おとな向け映画ガイド 「悪カワヒロインアクション」と「三島由紀夫vs東大全共闘秘蔵映像」が今週のオススメ

討論会が行われたのは1969年5月13日。東大安田講堂事件の数カ月後です。前年には新宿南口が炎上した新宿騒乱事件があり、学生運動はますます過激化。繰り返されるデモでは、ヘルメットにゲバ棒の新左翼が投石と火炎瓶で機動隊と激突していました。そういう空気のなか、行動右翼として、つまり敵とみられていた三島由紀夫が東大全共闘から招かれ、駒場キャンパスへ論争に乗り込んだのです。

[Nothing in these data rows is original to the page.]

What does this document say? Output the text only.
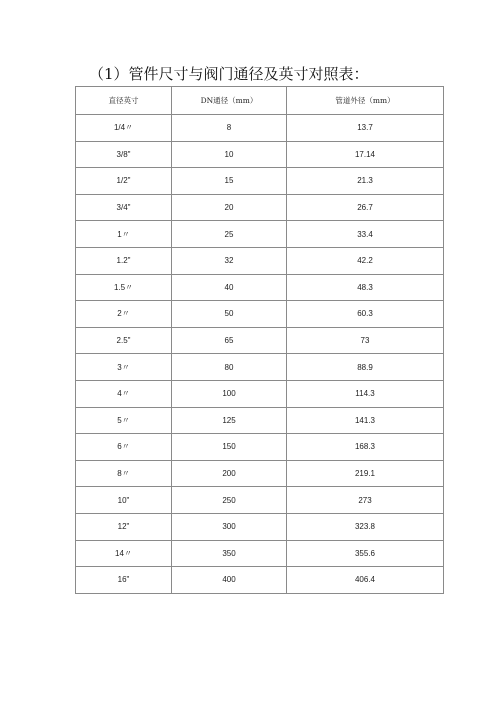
（1）管件尺寸与阀门通径及英寸对照表：
直径英寸	DN通径（mm）	管道外径（mm）
1/4〃	8	13.7
3/8"	10	17.14
1/2"	15	21.3
3/4"	20	26.7
1〃	25	33.4
1.2"	32	42.2
1.5〃	40	48.3
2〃	50	60.3
2.5"	65	73
3〃	80	88.9
4〃	100	114.3
5〃	125	141.3
6〃	150	168.3
8〃	200	219.1
10"	250	273
12"	300	323.8
14〃	350	355.6
16"	400	406.4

驚くのは、会場に集まった1000人の学生や壇上の全共闘メンバーを相手に、知識をひけらかして論破してやろうとか、馬鹿にするような態度は一切なく、真摯に意見に耳を傾けているところです。逆に全共闘の方が、超うえから目線で、えらそうです。それにしても、三島が、前年に楯の会という私兵のような集団を組織し、この討論会の翌年には、市ヶ谷の自衛隊で軍服を身にまとい、切腹自決するという最期を知っているだけに、いまにしてみればと、意味深長な発言もあります。
論争そのものはやや難解ですが、内田樹さん、小説家・平野啓一郎さん、社会学者・小熊英二さん、瀬戸内寂聴さんのコメントがあり、理解が深まります。実際に討論に参加した元全共闘の闘士たち、三島を師と仰ぐ楯の会メンバー、現場に立ち会ったジャーナリストへのインタビューなど、秘話満載です。